First, the good news: More people voted in this year’s Student Government elections than ever before. The number of students who voted is up a whopping 50.2 percent from two years ago, including a (slight) increase this year.
A total of 4,610 students voted, which is no mean feat. In an election hampered by snow days, which limited the candidates’ ability to campaign, such a result is unprecedented by USC’s standards. It shows that the surge in voters last year wasn’t a fluke, but a part of a larger trend.
But in an election of more than 23,000 undergraduate students, about 19,000 (over 80 percent) chose not to, even though voting is done online. That paints a very different picture: a campus that simply doesn’t care.
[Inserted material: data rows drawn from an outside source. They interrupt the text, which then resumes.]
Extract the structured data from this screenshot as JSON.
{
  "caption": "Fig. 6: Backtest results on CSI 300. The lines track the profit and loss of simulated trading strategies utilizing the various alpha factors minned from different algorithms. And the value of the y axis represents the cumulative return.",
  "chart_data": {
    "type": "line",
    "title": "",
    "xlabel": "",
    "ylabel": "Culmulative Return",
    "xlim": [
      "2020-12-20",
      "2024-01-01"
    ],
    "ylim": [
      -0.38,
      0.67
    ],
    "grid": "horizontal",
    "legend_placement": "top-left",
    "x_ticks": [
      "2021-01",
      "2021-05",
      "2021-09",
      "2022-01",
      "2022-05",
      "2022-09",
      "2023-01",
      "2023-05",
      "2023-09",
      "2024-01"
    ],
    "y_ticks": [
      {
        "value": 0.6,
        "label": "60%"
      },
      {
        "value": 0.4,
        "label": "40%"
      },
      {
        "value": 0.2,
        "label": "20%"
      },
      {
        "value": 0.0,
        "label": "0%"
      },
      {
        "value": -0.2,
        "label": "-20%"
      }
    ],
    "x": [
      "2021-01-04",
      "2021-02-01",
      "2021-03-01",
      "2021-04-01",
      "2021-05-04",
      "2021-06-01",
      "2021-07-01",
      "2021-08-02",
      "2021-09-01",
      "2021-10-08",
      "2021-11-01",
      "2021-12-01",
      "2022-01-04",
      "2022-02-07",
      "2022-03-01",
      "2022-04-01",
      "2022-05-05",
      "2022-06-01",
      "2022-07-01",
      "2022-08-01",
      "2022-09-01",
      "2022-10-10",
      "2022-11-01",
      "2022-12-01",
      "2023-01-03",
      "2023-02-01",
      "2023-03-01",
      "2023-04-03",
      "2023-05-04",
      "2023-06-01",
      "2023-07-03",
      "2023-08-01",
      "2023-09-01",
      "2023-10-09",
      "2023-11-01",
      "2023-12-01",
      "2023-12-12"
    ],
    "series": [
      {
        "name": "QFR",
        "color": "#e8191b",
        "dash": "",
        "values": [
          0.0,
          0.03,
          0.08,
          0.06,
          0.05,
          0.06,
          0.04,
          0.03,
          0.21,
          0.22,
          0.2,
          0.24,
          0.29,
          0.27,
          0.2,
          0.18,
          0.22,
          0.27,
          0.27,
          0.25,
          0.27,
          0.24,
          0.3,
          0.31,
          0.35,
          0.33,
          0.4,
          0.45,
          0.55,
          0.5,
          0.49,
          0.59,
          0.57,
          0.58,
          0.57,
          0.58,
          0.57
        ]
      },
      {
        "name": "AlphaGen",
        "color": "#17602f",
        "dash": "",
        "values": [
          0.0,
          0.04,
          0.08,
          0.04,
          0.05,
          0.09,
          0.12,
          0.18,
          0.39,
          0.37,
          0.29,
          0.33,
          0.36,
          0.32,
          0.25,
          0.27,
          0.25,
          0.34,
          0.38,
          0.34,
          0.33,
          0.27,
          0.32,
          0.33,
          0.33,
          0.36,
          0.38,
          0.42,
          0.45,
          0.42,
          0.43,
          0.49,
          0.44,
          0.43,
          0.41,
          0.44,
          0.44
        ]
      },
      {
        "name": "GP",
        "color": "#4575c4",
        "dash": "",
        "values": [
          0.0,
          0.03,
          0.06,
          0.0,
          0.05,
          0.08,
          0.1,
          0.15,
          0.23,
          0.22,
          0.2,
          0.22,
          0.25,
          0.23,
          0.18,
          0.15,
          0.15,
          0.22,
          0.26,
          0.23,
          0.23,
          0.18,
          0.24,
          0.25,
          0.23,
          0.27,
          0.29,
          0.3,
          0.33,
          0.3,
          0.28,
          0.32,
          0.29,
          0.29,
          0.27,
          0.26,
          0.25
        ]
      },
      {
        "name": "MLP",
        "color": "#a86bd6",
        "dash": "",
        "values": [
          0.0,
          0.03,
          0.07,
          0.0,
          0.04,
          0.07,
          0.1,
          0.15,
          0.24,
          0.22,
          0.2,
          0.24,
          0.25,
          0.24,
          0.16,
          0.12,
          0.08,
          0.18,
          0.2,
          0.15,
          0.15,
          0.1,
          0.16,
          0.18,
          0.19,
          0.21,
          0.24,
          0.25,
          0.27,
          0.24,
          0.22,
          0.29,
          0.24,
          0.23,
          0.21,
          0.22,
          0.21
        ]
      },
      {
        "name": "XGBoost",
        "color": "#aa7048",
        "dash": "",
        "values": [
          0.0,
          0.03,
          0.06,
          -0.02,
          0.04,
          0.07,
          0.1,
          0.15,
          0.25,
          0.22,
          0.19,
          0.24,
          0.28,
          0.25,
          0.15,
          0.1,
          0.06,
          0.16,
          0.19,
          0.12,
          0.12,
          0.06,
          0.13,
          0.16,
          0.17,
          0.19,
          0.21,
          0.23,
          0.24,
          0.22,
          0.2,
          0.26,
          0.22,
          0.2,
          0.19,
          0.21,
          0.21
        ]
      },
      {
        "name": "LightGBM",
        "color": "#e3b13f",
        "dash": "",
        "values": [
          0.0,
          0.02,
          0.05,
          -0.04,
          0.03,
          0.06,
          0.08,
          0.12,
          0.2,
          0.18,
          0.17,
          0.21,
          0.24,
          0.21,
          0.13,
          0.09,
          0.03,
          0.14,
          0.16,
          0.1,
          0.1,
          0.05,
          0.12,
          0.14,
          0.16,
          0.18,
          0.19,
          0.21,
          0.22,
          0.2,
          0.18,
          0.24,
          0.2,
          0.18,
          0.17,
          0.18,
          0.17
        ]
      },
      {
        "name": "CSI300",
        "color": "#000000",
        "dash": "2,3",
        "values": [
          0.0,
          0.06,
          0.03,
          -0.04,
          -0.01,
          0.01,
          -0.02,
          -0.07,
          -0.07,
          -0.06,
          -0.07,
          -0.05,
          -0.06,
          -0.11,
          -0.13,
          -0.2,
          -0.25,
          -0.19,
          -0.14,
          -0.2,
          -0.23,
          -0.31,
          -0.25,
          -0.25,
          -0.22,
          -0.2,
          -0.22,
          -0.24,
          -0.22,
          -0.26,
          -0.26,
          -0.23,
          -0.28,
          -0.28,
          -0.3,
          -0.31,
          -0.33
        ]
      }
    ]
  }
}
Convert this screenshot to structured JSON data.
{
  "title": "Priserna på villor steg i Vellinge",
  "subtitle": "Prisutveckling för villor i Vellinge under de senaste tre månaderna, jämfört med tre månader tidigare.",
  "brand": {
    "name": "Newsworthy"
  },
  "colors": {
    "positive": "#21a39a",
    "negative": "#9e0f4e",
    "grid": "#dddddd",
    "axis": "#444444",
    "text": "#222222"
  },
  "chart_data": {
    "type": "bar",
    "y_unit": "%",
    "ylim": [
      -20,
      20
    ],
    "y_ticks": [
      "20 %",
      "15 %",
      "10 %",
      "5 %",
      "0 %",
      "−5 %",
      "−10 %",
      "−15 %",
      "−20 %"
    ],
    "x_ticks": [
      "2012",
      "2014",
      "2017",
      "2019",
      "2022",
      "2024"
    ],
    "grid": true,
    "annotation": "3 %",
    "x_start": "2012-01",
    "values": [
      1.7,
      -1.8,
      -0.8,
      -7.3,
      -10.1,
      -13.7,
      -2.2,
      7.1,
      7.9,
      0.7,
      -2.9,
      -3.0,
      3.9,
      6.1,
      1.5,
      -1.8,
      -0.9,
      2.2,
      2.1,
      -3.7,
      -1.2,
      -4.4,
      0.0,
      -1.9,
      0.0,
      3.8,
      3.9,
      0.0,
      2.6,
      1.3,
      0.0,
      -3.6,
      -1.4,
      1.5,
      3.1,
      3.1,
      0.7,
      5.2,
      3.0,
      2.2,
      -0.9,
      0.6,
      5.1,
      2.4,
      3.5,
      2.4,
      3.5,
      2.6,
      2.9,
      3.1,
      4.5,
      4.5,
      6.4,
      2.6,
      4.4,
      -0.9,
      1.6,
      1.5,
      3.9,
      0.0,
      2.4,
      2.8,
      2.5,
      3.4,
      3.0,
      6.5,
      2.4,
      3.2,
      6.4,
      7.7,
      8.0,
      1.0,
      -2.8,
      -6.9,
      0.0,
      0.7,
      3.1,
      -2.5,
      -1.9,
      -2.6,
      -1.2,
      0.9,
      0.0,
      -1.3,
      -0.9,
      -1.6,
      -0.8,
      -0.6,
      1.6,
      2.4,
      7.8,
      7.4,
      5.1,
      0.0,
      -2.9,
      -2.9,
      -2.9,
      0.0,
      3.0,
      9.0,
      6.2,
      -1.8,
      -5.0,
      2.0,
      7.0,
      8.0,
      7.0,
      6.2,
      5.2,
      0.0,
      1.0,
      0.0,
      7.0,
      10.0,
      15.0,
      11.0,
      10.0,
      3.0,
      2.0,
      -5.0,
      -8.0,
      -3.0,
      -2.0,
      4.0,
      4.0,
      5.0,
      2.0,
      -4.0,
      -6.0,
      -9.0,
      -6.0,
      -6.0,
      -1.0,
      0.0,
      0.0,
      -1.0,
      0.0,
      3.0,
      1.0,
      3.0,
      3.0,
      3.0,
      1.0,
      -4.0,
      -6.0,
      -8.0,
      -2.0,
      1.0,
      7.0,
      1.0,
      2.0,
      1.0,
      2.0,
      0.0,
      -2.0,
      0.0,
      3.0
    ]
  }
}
What’s the problem? Not the Elections Commission, surely. You can’t go three feet on campus without running into signs urging students to “Gamecock the Vote.”
They’ve done their job.
No, the main issue here is simple student apathy. A large section of the student body simply does not care what SG does, or doesn’t see how SG affects their lives.
Whatever the underlying problem, the solution here is to increase SG’s visibility to the student body. If SG programs can meaningfully affect a greater part of the student body, more people will seek to make thoughtful choices when the next election season comes around. That’s a thought SG’s newly elected officials should keep in mind as they prepare to take office.
We’re not trying to harp on this any more than we feel we have to. In the context of the past few elections, this time around has been pretty good. (Additionally, in a country where about 40 percent of the population doesn’t vote for its president, we can only ask so much.)
But there’s plenty of room to improve, and we’re hopeful that this growth will continue far into the future.